And I’m baaack. 🙂
I originally went on a hiatus because my dad stayed here for four days and we’re always out and about whenever our little family is staying in the same country together. However, I also went on some sort of soul searching, triggered by something that happened nearly a week ago..
- Rox gave birth and we named her only surviving puppy, Chicken. Chicken (or Chickee, to keep the tradition of giving my dogs names that end with -ee) is now three weeks old, she walks a lot, and have started growing teeth. She’s super cute but she smells like a little ball of saliva (courtesy of her mother). Eew.
- Dad bought me a Wilton Deluxe Tip Set! Yay!
- I immediately used the tip set on dad’s birthday cake. I need more practice since my hand’s awfully shaky. Dad’s cake would’ve looked like Harry’s if I wrote HAPPEE BIRTHDAE DADDY. Green icing since the cake turned out green instead of blue. Why, Ferna, why?
- Dad’s birthday dinner (which we didn’t enjoy).
- I have graduated last June and I’m still unemployed. Saying it out loud makes me feel ashamed of myself, but.. I’m really trying. I spent the past months waiting on and processing my application for this one position that I wanted – badly. So bad, I turned down a number of job offers (with above average salary for fresh graduates like me) to wait for it. Guess who put their eggs in the wrong basket? I knew they had an intense screening process so when I got scheduled for an initial interview, I was thankful my resume squirmed its way in. When I got another interview afterwards, hope started to grow. Two months (three separate interviews – I reached the final interview stage! – and a three-hour long exam) after, I get rejected. *sighs* I know that I’m not the best out there, but for a minute, I really thought I am good enough. I cried (and was filled with regret that I could have already been working, coupled with tons of facepalms and “ang tanga tanga ko, ang tanga tanga ko!”), ate half a gallon of ice cream and proceeded to make tons of cinnamon rolls. I love my coping mechanism.

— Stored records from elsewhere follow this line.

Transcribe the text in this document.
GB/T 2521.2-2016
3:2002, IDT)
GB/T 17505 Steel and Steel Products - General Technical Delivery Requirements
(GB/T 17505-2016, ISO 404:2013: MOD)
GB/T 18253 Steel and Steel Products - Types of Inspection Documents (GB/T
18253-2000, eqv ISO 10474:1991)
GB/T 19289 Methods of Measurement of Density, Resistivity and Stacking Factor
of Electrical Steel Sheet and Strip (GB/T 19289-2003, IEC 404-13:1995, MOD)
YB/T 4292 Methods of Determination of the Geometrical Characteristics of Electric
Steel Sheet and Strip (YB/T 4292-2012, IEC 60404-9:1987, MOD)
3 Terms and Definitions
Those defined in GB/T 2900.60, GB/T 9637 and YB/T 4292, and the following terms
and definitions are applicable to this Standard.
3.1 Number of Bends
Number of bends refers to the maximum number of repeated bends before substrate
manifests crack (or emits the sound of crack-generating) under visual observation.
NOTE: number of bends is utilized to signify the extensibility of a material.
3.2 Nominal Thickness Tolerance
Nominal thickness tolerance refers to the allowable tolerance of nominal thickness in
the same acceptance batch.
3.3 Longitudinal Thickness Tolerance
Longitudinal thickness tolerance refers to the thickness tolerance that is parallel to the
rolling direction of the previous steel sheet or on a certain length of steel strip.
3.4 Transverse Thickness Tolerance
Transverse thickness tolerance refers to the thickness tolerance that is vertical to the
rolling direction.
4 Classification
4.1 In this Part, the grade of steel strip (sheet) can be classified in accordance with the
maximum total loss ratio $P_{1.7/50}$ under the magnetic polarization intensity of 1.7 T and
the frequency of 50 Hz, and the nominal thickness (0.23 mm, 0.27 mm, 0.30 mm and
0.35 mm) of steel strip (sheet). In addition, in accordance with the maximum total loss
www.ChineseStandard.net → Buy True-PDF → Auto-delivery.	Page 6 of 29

- The next day, I locked myself in my room and sorted a thousand photos for half a day while playing Les Miserables’ I Dreamed a Dream on loop (that’s my sad song, okay?). The rest of the day, I took it to the bed..
- And I woke up feeling brand new (this was two days after I got rejected, just so you know :p)! I’m only 21, and you know what, failures should never be a hindrance. This is life. I take risks, some are worthy and the rest may seem stupid and idiotic (like flushing job offers down the drain for something without any assurance at all). The future may be filled with uncertainty now, but quoting someone I do not know “If your dreams don’t scare you, they’re not big enough”. I just know that if I keep working hard with my dream in mind, I will get there. It may take a while, but believe me, I will. 🙂 and here’s the result of finding better opportunities. I wore my pretty white shoes that kept my foot bleeding, the same day I scheduled two different interviews. I currently have a blister two third the size of my thumb on my left foot, and two other blisters on the other. It’s been three days, but it doesn’t show any signs of healing. Sigh.
- Bright side: Time to buy new shoes! Haha! The nearest SM Department Store held a 3-Day Sale. Both pairs of shoes in the photo are the last pairs available in that design and color (trust me, they look much more dainty in person and I feel like a delicate flower – that I’m not – with it on haha) and they were my size (size 9-10 ladies’ shoes aren’t exactly easy to find in cute designs)! Yes, I tried them on no matter how painful it was to do so, because both were sold for half the price. Four pairs in one month (although all pairs were under P300).. I have a problem.